A supporting cast of regular characters also make an immediate, engaging impression: the stiff-necked Superintendent Kim Gilmour who’s Josa’s careerist boss; the garrulous, American bear-of-a-man Jack Dempsey who’s Blake’s ‘father’ (you can just see Edge of Darkness’s Joe Don Baker playing him); Preya, Josa’s statuesque older sister, who the detective is slightly jealous of and Karen Sherwood, a blatantly opportunistic journalist, all live and breathe through sharp, clever and funny dialogue. In fact, Collinson’s lines are so good they could drop unaltered into a screenplay adaptation. 

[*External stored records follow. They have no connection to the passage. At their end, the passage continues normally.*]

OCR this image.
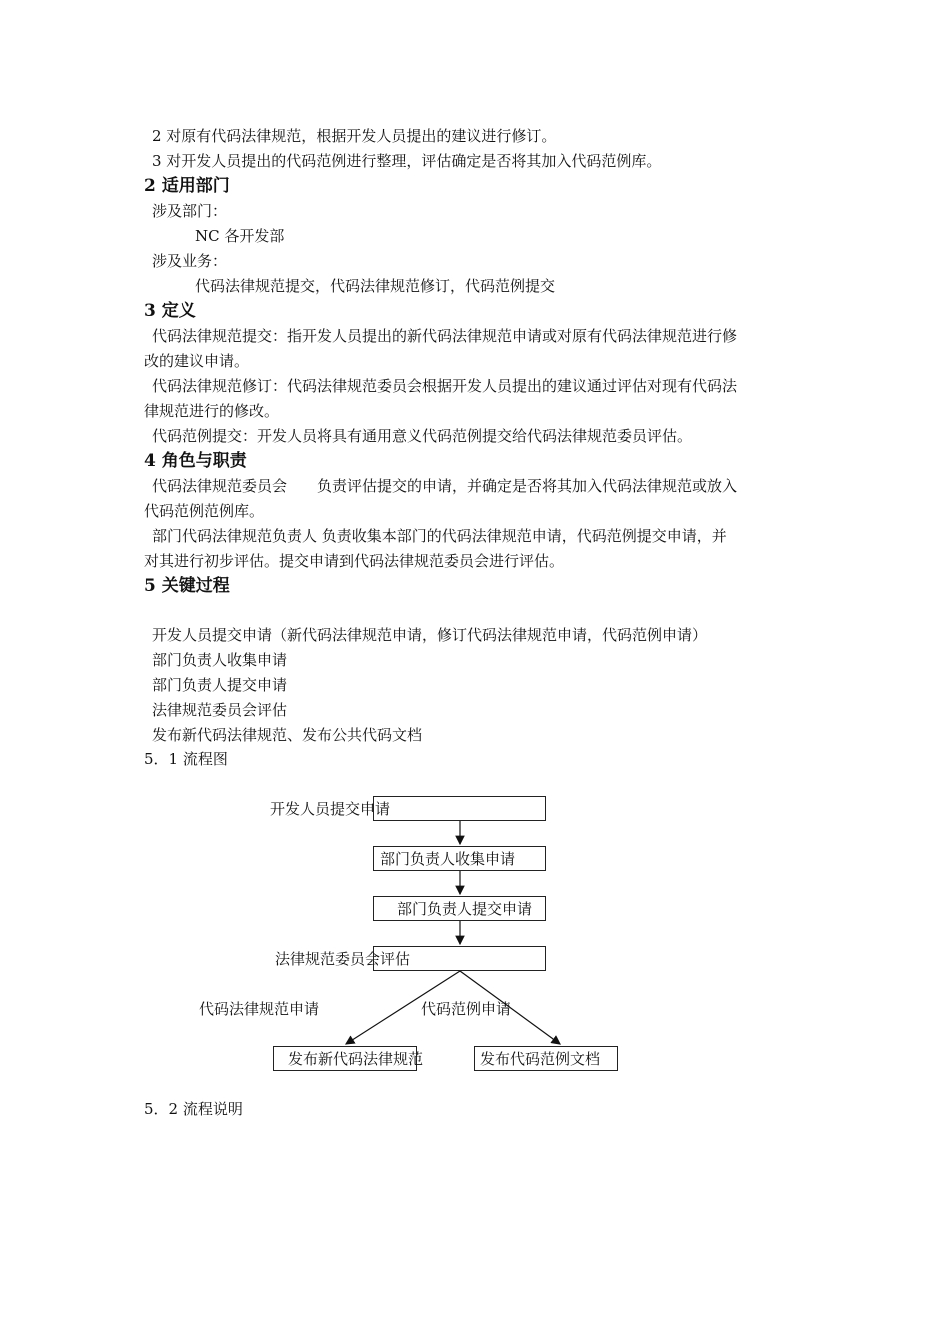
2 对原有代码法律规范，根据开发人员提出的建议进行修订。
3 对开发人员提出的代码范例进行整理，评估确定是否将其加入代码范例库。
2 适用部门
涉及部门：
NC 各开发部
涉及业务：
代码法律规范提交，代码法律规范修订，代码范例提交
3 定义
代码法律规范提交：指开发人员提出的新代码法律规范申请或对原有代码法律规范进行修
改的建议申请。
代码法律规范修订：代码法律规范委员会根据开发人员提出的建议通过评估对现有代码法
律规范进行的修改。
代码范例提交：开发人员将具有通用意义代码范例提交给代码法律规范委员评估。
4 角色与职责
代码法律规范委员会　　负责评估提交的申请，并确定是否将其加入代码法律规范或放入
代码范例范例库。
部门代码法律规范负责人 负责收集本部门的代码法律规范申请，代码范例提交申请，并
对其进行初步评估。提交申请到代码法律规范委员会进行评估。
5 关键过程
开发人员提交申请（新代码法律规范申请，修订代码法律规范申请，代码范例申请）
部门负责人收集申请
部门负责人提交申请
法律规范委员会评估
发布新代码法律规范、发布公共代码文档
5．1 流程图
开发人员提交申请
部门负责人收集申请
部门负责人提交申请
法律规范委员会评估
代码法律规范申请	代码范例申请
发布新代码法律规范	发布代码范例文档
5．2 流程说明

The prose style is a joy to read too, particularly in the way physical descriptions are used to define characters’ personalities. Two that stick in the mind are portraits of one of Salinger’s students and his personal assistant: Todd Marten has ‘something inverted about him. It was like he was embarrassed there was so much of him, as if he’d prefer to have taken up less space,’ while Cordelia Smith has a face ‘invariably set in an expression of mistrust and displeasure, as hard and warm as a butcher’s slab.’ I’ve rarely seen action scenes described better, too. It’s as if Collinson storyboarded them first (as a film director would) before he wrote them up. Maybe he did.  

Did Salinger do it? Not saying. Even though The Hitchcock Murders is a hefty tome, the pace is so strong that you’ll be devouring the pages to find out and be delighted that there’s still more to read. 

I know next to nothing about Hitchcock, so a handy filmography at the end, which is very informative and enlightening, is an extra bonus. And the cover is just beautiful, inspired by Hitch’s graphic designer Saul Bass. 

All together, a very stylish package and a striking debut. Gav done good.